Reliability

All the other ISE Engineering Fundamentals work towards a more reliable infrastructure. Automated integration and deployment ensures code is properly tested, and helps remove human error, while slow releases build confidence in the code. Observability helps more quickly pinpoint errors when they arise to get back to a stable state, and so on.

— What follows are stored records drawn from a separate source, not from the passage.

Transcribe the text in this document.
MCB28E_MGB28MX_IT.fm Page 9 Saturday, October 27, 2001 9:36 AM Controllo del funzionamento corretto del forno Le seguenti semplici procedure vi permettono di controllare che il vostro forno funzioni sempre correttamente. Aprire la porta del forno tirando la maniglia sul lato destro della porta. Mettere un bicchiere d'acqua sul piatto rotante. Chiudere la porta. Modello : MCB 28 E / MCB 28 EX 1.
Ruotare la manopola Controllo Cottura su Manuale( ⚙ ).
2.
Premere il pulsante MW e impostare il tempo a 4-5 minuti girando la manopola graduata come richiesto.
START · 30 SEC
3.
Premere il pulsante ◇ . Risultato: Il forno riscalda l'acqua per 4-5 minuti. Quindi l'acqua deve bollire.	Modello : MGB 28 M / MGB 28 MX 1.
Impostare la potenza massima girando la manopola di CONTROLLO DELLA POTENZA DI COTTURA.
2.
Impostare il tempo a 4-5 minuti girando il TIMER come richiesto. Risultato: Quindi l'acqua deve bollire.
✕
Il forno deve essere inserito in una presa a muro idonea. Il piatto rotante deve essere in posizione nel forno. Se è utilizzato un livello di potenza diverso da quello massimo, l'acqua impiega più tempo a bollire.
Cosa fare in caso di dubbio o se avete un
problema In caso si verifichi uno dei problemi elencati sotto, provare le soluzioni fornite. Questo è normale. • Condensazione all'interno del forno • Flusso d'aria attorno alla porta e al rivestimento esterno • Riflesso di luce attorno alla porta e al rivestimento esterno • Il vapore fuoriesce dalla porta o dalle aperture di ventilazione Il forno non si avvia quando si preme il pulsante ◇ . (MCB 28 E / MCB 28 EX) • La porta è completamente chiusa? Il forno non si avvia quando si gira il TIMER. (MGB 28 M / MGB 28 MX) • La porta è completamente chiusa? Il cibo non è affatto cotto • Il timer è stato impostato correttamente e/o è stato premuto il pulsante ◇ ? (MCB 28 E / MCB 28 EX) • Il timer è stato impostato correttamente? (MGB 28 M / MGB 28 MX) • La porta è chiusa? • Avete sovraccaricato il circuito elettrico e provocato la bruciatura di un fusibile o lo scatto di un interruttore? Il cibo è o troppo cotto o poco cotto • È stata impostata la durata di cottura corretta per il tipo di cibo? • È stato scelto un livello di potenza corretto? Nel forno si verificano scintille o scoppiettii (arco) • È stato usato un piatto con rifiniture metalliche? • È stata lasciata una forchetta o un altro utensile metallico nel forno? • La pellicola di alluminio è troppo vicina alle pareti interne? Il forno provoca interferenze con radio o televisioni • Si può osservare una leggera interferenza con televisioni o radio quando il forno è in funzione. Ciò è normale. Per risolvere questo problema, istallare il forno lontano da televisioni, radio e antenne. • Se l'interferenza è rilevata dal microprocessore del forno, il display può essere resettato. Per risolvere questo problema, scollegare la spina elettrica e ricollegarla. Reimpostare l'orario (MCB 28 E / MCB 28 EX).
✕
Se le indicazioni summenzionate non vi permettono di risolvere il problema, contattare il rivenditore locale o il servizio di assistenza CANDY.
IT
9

However, there are some additional steps we can take, that don't neatly fit into the previous categories, to help ensure a more reliable solution. We'll explore these below.

Remove "Foot-Guns"

Prevent your dev team from shooting themselves in the foot. People make mistakes; any mistake made in production is not the fault of that person, it's the collective fault of the system to not prevent that mistake from happening.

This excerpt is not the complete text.